Nevertheless, investors worldwide now are looking for evidence that agtech investing can yield the kind of returns they are looking for.  AgFunder mentioned that the agtech industry now needs to see some successful EXITS of first round investors. Without some successful, profitable exits it will become harder to attract new investors.  And without more successful exits, the 1 billion valuation of The Climate Corporation (acquired by Monsanto) will likely continue to be an exception in the agtech industry.

What we’d love to see at the future Agtech Summits in Japan

The focus on the event for the foreign players was seed investments, innovation and start-ups.  However, Japanese attendees, especially ones from large corporations tend to be more familiar with medium and large size investment and they are still nervous about supporting early stage projects. Other large Japanese companies, some of whom presented in workshops, are mostly focusing on internal innovation (Kubota, Fujitsu etc).

We would love to see more chances to connect these worlds.
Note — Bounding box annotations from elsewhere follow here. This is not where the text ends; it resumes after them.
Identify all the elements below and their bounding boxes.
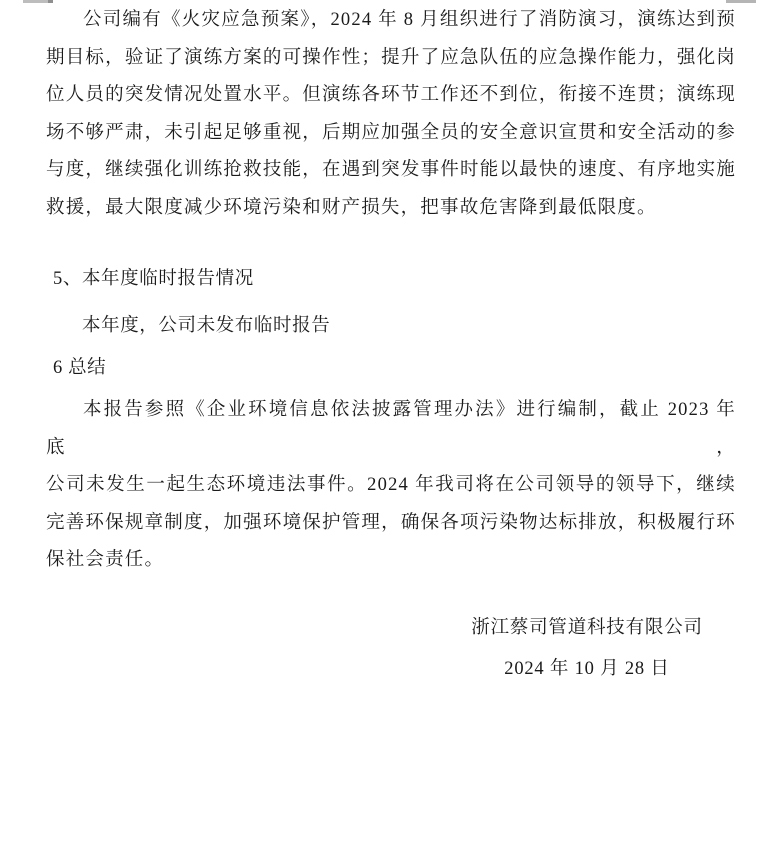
signature-company: 浙江蔡司管道科技有限公司 [397, 610, 777, 648]
signature-date: 2024 年 10 月 28 日 [397, 651, 777, 689]
section6-body-paragraph: 本报告参照《企业环境信息依法披露管理办法》进行编制，截止 2023 年底，公司未… [46, 392, 736, 580]
paragraph-fire-drill: 公司编有《火灾应急预案》，2024 年 8 月组织进行了消防演习，演练达到预期目… [46, 2, 736, 227]
text-line: 救援，最大限度减少环境污染和财产损失，把事故危害降到最低限度。 [46, 190, 736, 228]
section5-heading: 5、本年度临时报告情况 [53, 261, 254, 299]
text-line: 位人员的突发情况处置水平。但演练各环节工作还不到位，衔接不连贯；演练现 [46, 77, 736, 115]
text-line: 完善环保规章制度，加强环境保护管理，确保各项污染物达标排放，积极履行环 [46, 505, 736, 543]
text-line: 与度，继续强化训练抢救技能，在遇到突发事件时能以最快的速度、有序地实施 [46, 152, 736, 190]
text-line: 保社会责任。 [46, 542, 736, 580]
text-line: 公司编有《火灾应急预案》，2024 年 8 月组织进行了消防演习，演练达到预 [46, 2, 736, 40]
text-line: 期目标，验证了演练方案的可操作性；提升了应急队伍的应急操作能力，强化岗 [46, 40, 736, 78]
text-line: 场不够严肃，未引起足够重视，后期应加强全员的安全意识宣贯和安全活动的参 [46, 115, 736, 153]
document-page: 公司编有《火灾应急预案》，2024 年 8 月组织进行了消防演习，演练达到预期目… [0, 0, 781, 843]
text-line: 本报告参照《企业环境信息依法披露管理办法》进行编制，截止 2023 年底， [46, 392, 736, 467]
section6-heading: 6 总结 [53, 350, 106, 388]
section5-body: 本年度，公司未发布临时报告 [82, 308, 330, 346]
text-line: 公司未发生一起生态环境违法事件。2024 年我司将在公司领导的领导下，继续 [46, 467, 736, 505]
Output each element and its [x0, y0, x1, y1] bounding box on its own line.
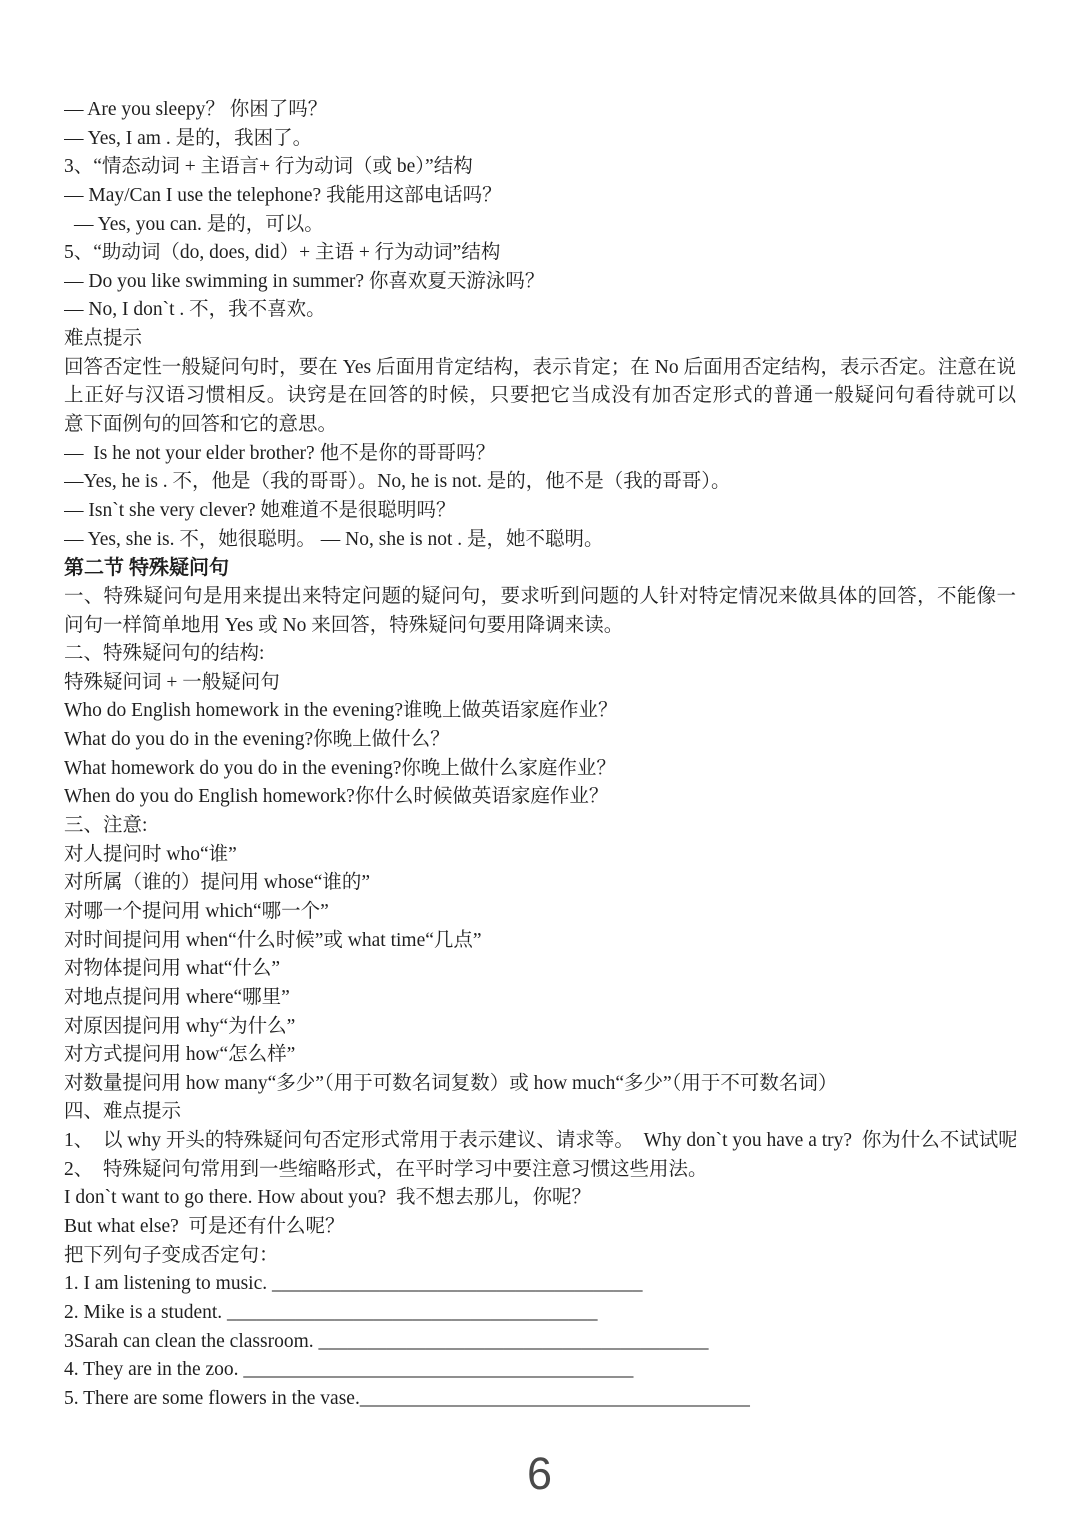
exercise-instruction: 把下列句子变成否定句： — [64, 1242, 1016, 1271]
list-item: 对方式提问用 how“怎么样” — [64, 1041, 1016, 1070]
list-item: 对地点提问用 where“哪里” — [64, 984, 1016, 1013]
example-sentence: When do you do English homework?你什么时候做英语… — [64, 783, 1016, 812]
dialogue-line: — Do you like swimming in summer? 你喜欢夏天游… — [64, 268, 1016, 297]
example-sentence: I don`t want to go there. How about you?… — [64, 1184, 1016, 1213]
example-sentence: What do you do in the evening?你晚上做什么？ — [64, 726, 1016, 755]
list-heading: 二、特殊疑问句的结构: — [64, 640, 1016, 669]
document-page: — Are you sleepy？ 你困了吗？ — Yes, I am . 是的… — [0, 0, 1080, 1527]
structure-rule-line: 3、“情态动词 + 主语言+ 行为动词（或 be）”结构 — [64, 153, 1016, 182]
paragraph-line: 一、特殊疑问句是用来提出来特定问题的疑问句，要求听到问题的人针对特定情况来做具体… — [64, 583, 1016, 612]
dialogue-line: —Yes, he is . 不，他是（我的哥哥）。No, he is not. … — [64, 468, 1016, 497]
example-sentence: But what else? 可是还有什么呢？ — [64, 1213, 1016, 1242]
list-item: 对物体提问用 what“什么” — [64, 955, 1016, 984]
dialogue-line: — Is he not your elder brother? 他不是你的哥哥吗… — [64, 440, 1016, 469]
page-number: 6 — [0, 1448, 1080, 1500]
paragraph-line: 问句一样简单地用 Yes 或 No 来回答，特殊疑问句要用降调来读。 — [64, 612, 1016, 641]
dialogue-line: — Yes, she is. 不，她很聪明。 — No, she is not … — [64, 526, 1016, 555]
list-item: 对所属（谁的）提问用 whose“谁的” — [64, 869, 1016, 898]
list-item: 对时间提问用 when“什么时候”或 what time“几点” — [64, 927, 1016, 956]
document-body: — Are you sleepy？ 你困了吗？ — Yes, I am . 是的… — [64, 96, 1016, 1413]
paragraph-line: 回答否定性一般疑问句时，要在 Yes 后面用肯定结构，表示肯定；在 No 后面用… — [64, 354, 1016, 383]
numbered-note: 2、 特殊疑问句常用到一些缩略形式，在平时学习中要注意习惯这些用法。 — [64, 1156, 1016, 1185]
dialogue-line: — No, I don`t . 不，我不喜欢。 — [64, 296, 1016, 325]
dialogue-line: — Isn`t she very clever? 她难道不是很聪明吗？ — [64, 497, 1016, 526]
dialogue-line: — Are you sleepy？ 你困了吗？ — [64, 96, 1016, 125]
list-item: 对人提问时 who“谁” — [64, 841, 1016, 870]
list-item: 对原因提问用 why“为什么” — [64, 1013, 1016, 1042]
numbered-note: 1、 以 why 开头的特殊疑问句否定形式常用于表示建议、请求等。 Why do… — [64, 1127, 1016, 1156]
example-sentence: What homework do you do in the evening?你… — [64, 755, 1016, 784]
section-heading: 第二节 特殊疑问句 — [64, 554, 1016, 583]
exercise-item: 2. Mike is a student. __________________… — [64, 1299, 1016, 1328]
structure-rule-line: 5、“助动词（do, does, did）+ 主语 + 行为动词”结构 — [64, 239, 1016, 268]
exercise-item: 3Sarah can clean the classroom. ________… — [64, 1328, 1016, 1357]
paragraph-line: 意下面例句的回答和它的意思。 — [64, 411, 1016, 440]
dialogue-line: — May/Can I use the telephone? 我能用这部电话吗？ — [64, 182, 1016, 211]
exercise-item: 1. I am listening to music. ____________… — [64, 1270, 1016, 1299]
dialogue-line: — Yes, you can. 是的，可以。 — [64, 211, 1016, 240]
subheading-difficulty-tips: 难点提示 — [64, 325, 1016, 354]
list-item: 对数量提问用 how many“多少”（用于可数名词复数）或 how much“… — [64, 1070, 1016, 1099]
formula-line: 特殊疑问词 + 一般疑问句 — [64, 669, 1016, 698]
exercise-item: 4. They are in the zoo. ________________… — [64, 1356, 1016, 1385]
list-heading: 三、注意: — [64, 812, 1016, 841]
example-sentence: Who do English homework in the evening?谁… — [64, 697, 1016, 726]
paragraph-line: 上正好与汉语习惯相反。诀窍是在回答的时候，只要把它当成没有加否定形式的普通一般疑… — [64, 382, 1016, 411]
list-heading: 四、难点提示 — [64, 1098, 1016, 1127]
dialogue-line: — Yes, I am . 是的，我困了。 — [64, 125, 1016, 154]
list-item: 对哪一个提问用 which“哪一个” — [64, 898, 1016, 927]
exercise-item: 5. There are some flowers in the vase.__… — [64, 1385, 1016, 1414]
  • Bring in discussions from major Japanese players experienced in funding seed companies (in non-agtech sectors as well)
  • Invite some of the more experienced, successfully funded US companies (Farmers Network, FarmLogs) to discuss their path from start-up to mid-size.
  • Bring in the global ag majors who are the counterparts of the Japanese ag and tech powerhouses, to discuss their experiences in developing external or internal technologies from seed to maturity.

Ag and food technologies are not limited to one market or language, but they do face differences in agricultural industry issues and investor expectations in different countries.  We look forward to more agtech summits in Japan that allow even deeper comparisons and discussions about Japanese models and challenges in agtech versus lessons of success from overseas markets.